Difference between downward induction and infinite descent

Question

The principle of infinite descent states that if the truth of $P(n)$ for some natural number $n$ implies the truth of $P(m)$ for some natural number $m<n$, then $P(k)$ is false for all natural numbers $k$.

However, there's a variant of mathematical induction for finite sets, which I'll called "downward induction":

Suppose $P(k+1) \implies P(k)$ for some natural number $k$, and suppose also that $P(n_{0})$ holds for some natural number $n_{0}$. Then $P(k)$ holds for every $k \leq n_{0}$.

Am I wrong in thinking that the step $P(k+1) \implies P(k)$ in downward induction is a special case of the step in infinite descent? Assuming that $P(k+1)$ is true, and showing that it implies $P(k)$ amounts to to the same thing as the step in infinite descent if we let $n=k+1$, and $k$ is definitely less than $n$. The only difference is that we need to check $P(n_{0})$.

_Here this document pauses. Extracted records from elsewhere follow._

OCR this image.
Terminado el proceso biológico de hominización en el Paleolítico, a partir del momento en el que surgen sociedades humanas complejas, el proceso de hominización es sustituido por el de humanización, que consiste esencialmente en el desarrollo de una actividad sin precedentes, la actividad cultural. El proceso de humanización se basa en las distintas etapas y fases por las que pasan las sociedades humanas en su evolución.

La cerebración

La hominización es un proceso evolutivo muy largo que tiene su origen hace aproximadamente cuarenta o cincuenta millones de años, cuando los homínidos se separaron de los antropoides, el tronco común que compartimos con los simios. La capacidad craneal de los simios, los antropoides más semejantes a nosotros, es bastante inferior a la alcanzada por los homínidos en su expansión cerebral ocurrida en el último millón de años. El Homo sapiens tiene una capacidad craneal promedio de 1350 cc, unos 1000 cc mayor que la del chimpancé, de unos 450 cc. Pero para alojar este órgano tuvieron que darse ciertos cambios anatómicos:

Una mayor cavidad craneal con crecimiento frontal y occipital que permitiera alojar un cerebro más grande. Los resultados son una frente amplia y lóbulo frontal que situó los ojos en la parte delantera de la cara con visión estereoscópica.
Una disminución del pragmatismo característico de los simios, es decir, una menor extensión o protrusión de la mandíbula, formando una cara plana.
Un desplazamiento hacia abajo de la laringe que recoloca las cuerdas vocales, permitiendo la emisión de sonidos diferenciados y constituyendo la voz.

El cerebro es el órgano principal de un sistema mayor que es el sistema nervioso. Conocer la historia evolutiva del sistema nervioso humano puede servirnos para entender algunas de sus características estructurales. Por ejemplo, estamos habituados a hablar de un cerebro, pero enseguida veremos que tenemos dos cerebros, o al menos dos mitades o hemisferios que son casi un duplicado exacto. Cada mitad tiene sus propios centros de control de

So it seems that in a hypothetical infinite descent proof where the smaller number that we construct immediately precedes the number $n$ that we assume to satisfy $P$, we need to ensure that no natural number $n_{0}$ satifies the property, or else we won't be showing that no natural number satisfies the property, but all natural numbers up to $n_{0}$ satisfies the property! But clearly this is false, because we'll end up at where we started. Where did I go wrong?

Answer 1

The difference between the two principles is that the chain of implications terminates in downward induction, whereas in infinite descent it does not terminate.

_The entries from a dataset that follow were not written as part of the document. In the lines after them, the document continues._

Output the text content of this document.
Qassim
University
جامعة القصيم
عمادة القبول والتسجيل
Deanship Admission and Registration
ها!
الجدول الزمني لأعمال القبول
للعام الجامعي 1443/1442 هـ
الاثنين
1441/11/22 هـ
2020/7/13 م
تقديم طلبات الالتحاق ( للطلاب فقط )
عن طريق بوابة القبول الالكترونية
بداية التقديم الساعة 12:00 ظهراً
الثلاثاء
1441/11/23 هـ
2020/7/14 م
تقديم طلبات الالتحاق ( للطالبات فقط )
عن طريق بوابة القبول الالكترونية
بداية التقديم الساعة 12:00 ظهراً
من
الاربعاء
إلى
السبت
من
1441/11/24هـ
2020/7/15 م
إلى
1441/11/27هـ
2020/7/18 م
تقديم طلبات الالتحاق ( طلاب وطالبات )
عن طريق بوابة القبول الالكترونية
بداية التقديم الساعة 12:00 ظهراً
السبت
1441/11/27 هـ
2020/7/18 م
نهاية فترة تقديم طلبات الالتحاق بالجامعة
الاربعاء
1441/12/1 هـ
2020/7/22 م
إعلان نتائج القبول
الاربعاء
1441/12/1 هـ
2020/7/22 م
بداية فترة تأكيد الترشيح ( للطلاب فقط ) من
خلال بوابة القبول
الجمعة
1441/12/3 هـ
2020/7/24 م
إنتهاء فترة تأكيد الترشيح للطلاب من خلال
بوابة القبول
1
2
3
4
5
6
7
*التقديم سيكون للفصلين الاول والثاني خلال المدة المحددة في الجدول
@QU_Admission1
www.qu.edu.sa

Examine the two following statements carefully to see how they are different:

A) From $k\in \mathbb N$ and $P(k+1)$ you can conclude $P(k).$

B) From $m\in \mathbb N$ and $P(m)$ you can conclude $m - 1\in \mathbb N$ and $P(m-1).$

The difference is that statement A applies only when we know that there actually exists an natural number $k$ at which the conclusion $P(k)$ can be evaluated. Statement B has no such safeguard with respect to $P(m-1).$

In particular, let $n_0$ be the least natural number ($n_0 = 1$ or $n_0 = 0,$ depending on your definition of "natural number"). Then from the assumptions that statement B is true and that $P(n_0)$ is true, it follows that $n_0 - 1$ is a natural number. This is a false conclusion, of course. But if instead we have that statement A is true and that $P(n_0)$ is true, we are not led to any such false conclusions; there is no $k\in\mathbb N$ such that $k + 1 = n_0,$ so the antecedent of A is false, so we do not conclude the consequence.

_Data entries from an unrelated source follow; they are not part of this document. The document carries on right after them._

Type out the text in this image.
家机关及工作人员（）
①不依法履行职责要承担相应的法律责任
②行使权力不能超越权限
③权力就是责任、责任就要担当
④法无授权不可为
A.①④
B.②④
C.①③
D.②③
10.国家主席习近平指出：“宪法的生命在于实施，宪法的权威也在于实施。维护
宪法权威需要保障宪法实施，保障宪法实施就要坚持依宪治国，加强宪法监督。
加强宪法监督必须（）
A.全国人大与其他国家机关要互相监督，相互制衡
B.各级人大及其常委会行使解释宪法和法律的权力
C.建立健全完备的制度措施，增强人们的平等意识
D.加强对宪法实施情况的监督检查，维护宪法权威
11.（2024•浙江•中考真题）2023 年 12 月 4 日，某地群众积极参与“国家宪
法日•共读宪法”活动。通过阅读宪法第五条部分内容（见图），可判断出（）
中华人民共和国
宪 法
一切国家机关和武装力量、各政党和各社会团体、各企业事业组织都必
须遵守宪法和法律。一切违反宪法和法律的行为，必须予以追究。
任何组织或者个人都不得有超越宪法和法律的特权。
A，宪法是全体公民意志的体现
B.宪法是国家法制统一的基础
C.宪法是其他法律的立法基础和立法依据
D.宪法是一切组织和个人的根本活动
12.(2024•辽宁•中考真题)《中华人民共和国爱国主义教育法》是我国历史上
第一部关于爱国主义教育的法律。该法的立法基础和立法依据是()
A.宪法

Statement B is just a special case of infinite descent in which the "next" natural number in the chain is always one less than the number "before" it.

In summary, downward induction starts at some natural number and proceeds downward through every consecutive natural number until it reaches the smallest one, and then it stops. Infinite descent starts at some natural number and proceeds downward, not necessarily visiting every lesser natural number, but never stopping.

Answer 2

I think the problem is that in writing $P(k+1) \rightarrow P(k)$ you are implicitly assuming that $k+1 > 0$. That is, a full statement could be written as

$$ \forall k \in \mathbb{N} \,.\, k > 0 \rightarrow (P(k) \rightarrow P(k-1)) \enspace. $$

Once you get to $0$, you are "off the hook." For infinite descent, however, this is not the case. If $P(n)$ is true, there's got to be $m < n$ such that $P(n)$ is true. Once you get to $0$, you run out of $m$'s. You cannot satisfy the existential requirement, which forces you to conclude that $P(n)$ must be false for all $n$.